Siamo in un’area già carica di identità e storia: la Porta Vecchia, un luogo simbolico sospeso tra mare, mura di cinta e paese nuovo. Prima della costruzione di questi edifici, lì sorgevano una scuola elementare e un asilo nido. Oggi, la situazione è ben diversa.
Da cittadino, pur senza competenze tecniche, osservo che questa riqualificazione ha trascurato l’aspetto ecologico-ambientale: un tema centrale in ogni progetto urbano degno di questo nome. Secondo quanto previsto, la cosiddetta “cattedrale laica” dovrebbe generare, attraverso un impianto di refrigerazione ad hoc, una sorta di “vapore refrigerante” per alleviare la calura estiva. Ma il numero di panchine è esiguo e, di conseguenza, pochissimi potranno beneficiare di questo effetto rinfrescante.
Invece, lo spazio avrebbe potuto (e dovuto) essere pensato come un luogo vivo, aperto a eventi culturali e sociali, in grado di restituire valore alla comunità.
L’architetto e botanico Stefano Mancuso lo ripete da anni: gli alberi sono i nostri alleati nella lotta al cambiamento climatico. Servono più spazi verdi e meno asfalto. Le strade, che oggi rappresentano circa il 30% delle superfici urbane, andrebbero in parte rimosse per rendere il terreno nuovamente permeabile e ospitare corridoi alberati: “fiumi di verde” capaci di attraversare i quartieri e trasformarli in oasi di salute.
Un recente studio del Barcelona Institute for Global Health, pubblicato su The Lancet Planetary Health, mostra che a Philadelphia, aumentando del 30% il verde urbano, si potrebbero evitare oltre 400 morti premature all’anno, con un risparmio di quasi 4 miliardi di dollari tra sanità e giornate lavorative. Anche l’Organizzazione Mondiale della Sanità e l’Università del Colorado concordano: salute dell’ambiente e salute umana sono strettamente interconnesse.
Basta considerare gli alberi come semplici ornamenti urbani. Piantare alberi significa investire in salute pubblica: la piantumazione dovrebbe essere inclusa nei finanziamenti di ogni nazione, come parte integrante delle politiche sanitarie.
Nonostante la pandemia e i periodi di lockdown, i dati sul consumo di suolo continuano a crescere. L’Italia perde terreno fertile a ritmo costante, rendendo il nostro territorio sempre più fragile di fronte alla crisi climatica.

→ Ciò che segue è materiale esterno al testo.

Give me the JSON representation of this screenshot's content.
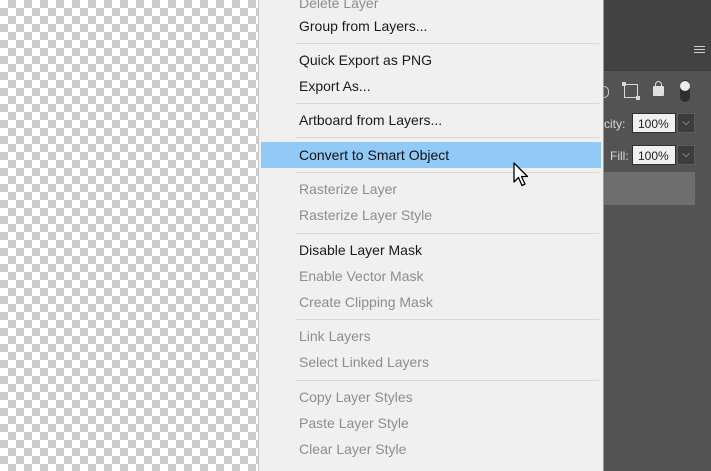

Le aree più colpite sono Lombardia, Veneto, le pianure del Nord, ma anche le coste siciliane, la Puglia meridionale e quasi tutta la costa adriatica.
Il fenomeno si concentra soprattutto nelle aree metropolitane: Roma, Milano, Napoli, Bari e Bologna guidano la classifica. Ogni anno i rapporti lanciano l’allarme, ma la politica continua a ignorarlo. Fino a quando potremo permetterci questa cecità?
Dietro la retorica della riqualificazione e la corsa alla creatività si nascondono spesso superficialità e scarsa visione ambientale. L’arte – quella vera – merita rispetto, così come la salute delle nostre città. Investire sul verde, sull’ecologia e sulla cultura significa investire sul benessere di tutti. E questo ci aspettiamo, questo è necessario.